Fix with a per-test temp directory.

def test_save(tmp_path):
    path = tmp_path / "data.json"
    save(path, {"a": 1})
    assert load(path) == {"a": 1}

A flake from ordering. Two tests share a DB and the first leaves a row behind. Run tests inside a transaction that rolls back, or truncate tables in a fixture. Better, scope tests to ephemeral databases per worker.

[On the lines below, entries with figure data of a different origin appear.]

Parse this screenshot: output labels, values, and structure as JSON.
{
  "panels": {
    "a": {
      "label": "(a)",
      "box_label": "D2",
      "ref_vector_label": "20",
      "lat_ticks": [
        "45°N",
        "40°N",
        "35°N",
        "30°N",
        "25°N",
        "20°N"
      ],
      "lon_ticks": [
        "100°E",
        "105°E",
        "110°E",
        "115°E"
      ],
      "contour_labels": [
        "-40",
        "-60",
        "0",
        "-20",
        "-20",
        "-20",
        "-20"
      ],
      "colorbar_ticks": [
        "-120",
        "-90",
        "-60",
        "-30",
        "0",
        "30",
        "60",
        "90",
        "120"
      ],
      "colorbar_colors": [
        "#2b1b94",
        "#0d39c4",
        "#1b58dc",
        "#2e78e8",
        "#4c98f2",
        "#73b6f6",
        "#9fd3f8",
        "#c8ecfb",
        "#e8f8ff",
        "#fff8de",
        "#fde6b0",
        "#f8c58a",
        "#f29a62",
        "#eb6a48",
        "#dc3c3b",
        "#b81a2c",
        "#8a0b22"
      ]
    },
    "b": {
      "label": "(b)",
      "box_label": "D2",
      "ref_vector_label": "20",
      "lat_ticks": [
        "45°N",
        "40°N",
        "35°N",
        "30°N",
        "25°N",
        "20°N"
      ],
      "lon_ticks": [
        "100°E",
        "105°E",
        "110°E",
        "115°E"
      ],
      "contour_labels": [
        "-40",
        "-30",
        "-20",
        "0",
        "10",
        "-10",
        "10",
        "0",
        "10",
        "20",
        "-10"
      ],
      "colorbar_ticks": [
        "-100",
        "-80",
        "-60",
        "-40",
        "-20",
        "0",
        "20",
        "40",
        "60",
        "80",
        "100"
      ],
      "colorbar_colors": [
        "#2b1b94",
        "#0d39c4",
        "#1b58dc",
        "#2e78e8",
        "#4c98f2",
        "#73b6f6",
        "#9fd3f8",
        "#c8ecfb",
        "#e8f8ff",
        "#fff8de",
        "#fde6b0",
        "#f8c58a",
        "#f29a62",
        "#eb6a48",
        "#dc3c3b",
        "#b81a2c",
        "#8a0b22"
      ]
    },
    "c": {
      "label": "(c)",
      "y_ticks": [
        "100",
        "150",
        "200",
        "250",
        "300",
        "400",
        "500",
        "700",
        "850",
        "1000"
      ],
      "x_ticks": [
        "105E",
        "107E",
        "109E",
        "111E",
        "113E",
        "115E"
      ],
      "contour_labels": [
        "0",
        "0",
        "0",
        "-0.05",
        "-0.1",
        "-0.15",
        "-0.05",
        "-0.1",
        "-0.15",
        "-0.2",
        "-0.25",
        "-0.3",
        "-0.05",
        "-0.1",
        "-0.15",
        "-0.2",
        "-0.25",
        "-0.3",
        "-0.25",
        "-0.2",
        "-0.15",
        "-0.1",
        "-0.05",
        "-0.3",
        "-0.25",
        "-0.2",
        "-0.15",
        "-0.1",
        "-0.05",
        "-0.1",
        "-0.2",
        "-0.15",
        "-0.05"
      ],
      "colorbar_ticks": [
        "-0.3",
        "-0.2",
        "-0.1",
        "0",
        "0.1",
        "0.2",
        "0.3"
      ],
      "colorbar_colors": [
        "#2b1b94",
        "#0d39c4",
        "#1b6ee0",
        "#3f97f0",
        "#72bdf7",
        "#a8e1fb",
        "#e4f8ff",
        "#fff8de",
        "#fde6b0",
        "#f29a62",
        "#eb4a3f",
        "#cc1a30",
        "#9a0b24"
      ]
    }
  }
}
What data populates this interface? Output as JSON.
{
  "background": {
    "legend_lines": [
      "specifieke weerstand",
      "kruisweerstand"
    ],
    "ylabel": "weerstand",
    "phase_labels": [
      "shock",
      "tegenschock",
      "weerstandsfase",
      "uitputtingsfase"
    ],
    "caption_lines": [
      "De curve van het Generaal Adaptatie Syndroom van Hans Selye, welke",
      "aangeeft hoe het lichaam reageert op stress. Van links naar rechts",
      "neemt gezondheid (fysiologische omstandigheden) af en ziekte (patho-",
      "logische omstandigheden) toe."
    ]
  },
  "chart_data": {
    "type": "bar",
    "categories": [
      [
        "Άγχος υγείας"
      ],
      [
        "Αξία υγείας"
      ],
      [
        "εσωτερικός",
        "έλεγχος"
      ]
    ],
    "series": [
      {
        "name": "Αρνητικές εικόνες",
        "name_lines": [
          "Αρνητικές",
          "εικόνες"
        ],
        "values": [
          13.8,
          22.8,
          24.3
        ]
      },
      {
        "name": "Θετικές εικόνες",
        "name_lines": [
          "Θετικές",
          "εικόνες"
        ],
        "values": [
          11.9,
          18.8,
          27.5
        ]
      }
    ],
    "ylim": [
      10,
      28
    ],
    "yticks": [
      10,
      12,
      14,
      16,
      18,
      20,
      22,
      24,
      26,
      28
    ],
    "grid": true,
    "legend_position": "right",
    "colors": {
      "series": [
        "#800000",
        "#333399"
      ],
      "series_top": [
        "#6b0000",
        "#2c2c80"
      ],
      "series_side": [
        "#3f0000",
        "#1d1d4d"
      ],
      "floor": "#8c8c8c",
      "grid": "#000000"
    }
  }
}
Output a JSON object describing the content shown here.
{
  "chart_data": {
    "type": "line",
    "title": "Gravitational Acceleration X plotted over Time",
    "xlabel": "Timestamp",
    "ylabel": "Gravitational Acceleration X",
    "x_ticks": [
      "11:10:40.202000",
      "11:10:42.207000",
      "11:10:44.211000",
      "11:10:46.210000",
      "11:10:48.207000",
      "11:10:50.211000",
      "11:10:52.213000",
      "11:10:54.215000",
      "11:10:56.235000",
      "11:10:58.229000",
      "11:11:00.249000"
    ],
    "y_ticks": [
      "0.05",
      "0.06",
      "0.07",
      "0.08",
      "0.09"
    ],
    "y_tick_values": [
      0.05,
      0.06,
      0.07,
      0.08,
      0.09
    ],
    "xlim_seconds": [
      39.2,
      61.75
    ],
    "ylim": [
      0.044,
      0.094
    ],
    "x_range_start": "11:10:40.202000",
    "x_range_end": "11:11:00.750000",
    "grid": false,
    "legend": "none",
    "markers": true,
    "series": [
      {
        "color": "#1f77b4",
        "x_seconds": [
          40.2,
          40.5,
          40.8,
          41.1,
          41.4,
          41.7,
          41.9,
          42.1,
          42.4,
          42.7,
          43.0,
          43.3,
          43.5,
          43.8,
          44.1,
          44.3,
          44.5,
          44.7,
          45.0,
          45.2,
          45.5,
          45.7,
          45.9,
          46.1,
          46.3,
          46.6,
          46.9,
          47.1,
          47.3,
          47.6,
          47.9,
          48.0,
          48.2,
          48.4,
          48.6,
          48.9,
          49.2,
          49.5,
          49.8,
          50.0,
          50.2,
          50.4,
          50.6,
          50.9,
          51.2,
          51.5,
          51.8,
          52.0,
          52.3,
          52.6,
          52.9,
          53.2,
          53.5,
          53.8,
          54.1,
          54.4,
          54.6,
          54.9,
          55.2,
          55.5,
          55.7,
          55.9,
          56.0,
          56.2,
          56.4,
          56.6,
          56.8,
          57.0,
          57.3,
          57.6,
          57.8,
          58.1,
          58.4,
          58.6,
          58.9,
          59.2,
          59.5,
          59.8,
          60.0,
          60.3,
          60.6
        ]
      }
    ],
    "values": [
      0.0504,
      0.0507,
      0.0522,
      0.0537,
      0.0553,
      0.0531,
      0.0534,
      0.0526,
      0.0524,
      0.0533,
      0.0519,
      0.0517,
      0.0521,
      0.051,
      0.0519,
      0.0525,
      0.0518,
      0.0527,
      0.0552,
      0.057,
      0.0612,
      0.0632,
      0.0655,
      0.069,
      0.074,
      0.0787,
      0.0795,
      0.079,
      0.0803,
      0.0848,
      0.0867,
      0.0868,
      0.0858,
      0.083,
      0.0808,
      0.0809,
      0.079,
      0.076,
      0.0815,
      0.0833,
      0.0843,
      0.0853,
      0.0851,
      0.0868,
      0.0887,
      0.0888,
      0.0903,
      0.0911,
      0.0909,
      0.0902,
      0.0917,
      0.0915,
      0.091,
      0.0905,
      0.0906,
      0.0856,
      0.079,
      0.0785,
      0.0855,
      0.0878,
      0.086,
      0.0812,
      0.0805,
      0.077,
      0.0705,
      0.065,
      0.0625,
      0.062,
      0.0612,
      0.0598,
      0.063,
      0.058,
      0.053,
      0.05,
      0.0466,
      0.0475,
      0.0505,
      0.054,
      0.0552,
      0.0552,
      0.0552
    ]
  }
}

A flake from polling instead of asserting.

// flaky
await sleep(500);
expect(await client.get("/job/1")).toMatchObject({ status: "done" });

// stable: poll with timeout
await waitFor(async () => {
  const r = await client.get("/job/1");
  expect(r.status).toBe("done");
}, { timeout: 5000, interval: 100 });

Common Pitfalls

Solving flakes by adding sleep. It hides the problem and slows down CI.
Retrying flaky tests automatically without measuring. The bug stays, masked by retries.
Mocking time only sometimes. Either control time everywhere a test uses it, or not at all.
Sharing fixtures that mutate state. Hidden coupling between tests is a top cause of order-dependent flakes.
Skipping the “reproduce locally” step. If you cannot reproduce it, you cannot prove you fixed it.

Practical Tips

Run the suspect test in a loop with vitest --run --repeat 100 or pytest --count=100 to confirm a fix.
Tag known flakes with a label like @flaky and track their resolution like bugs.
Snapshot the seed for randomized tests so failures can be replayed.
Mock at the network boundary so tests do not depend on external services.
Track flake rate per file in CI. The trend matters more than any single failure.

Wrap-up

Flaky tests are a signal that something in the system has hidden non-determinism. Resist the urge to retry or skip. Track flakes, reproduce them, and fix the root cause with deterministic time, isolated state, and boundary-level mocking. A trustworthy test suite pays back the effort every single day for the rest of the project.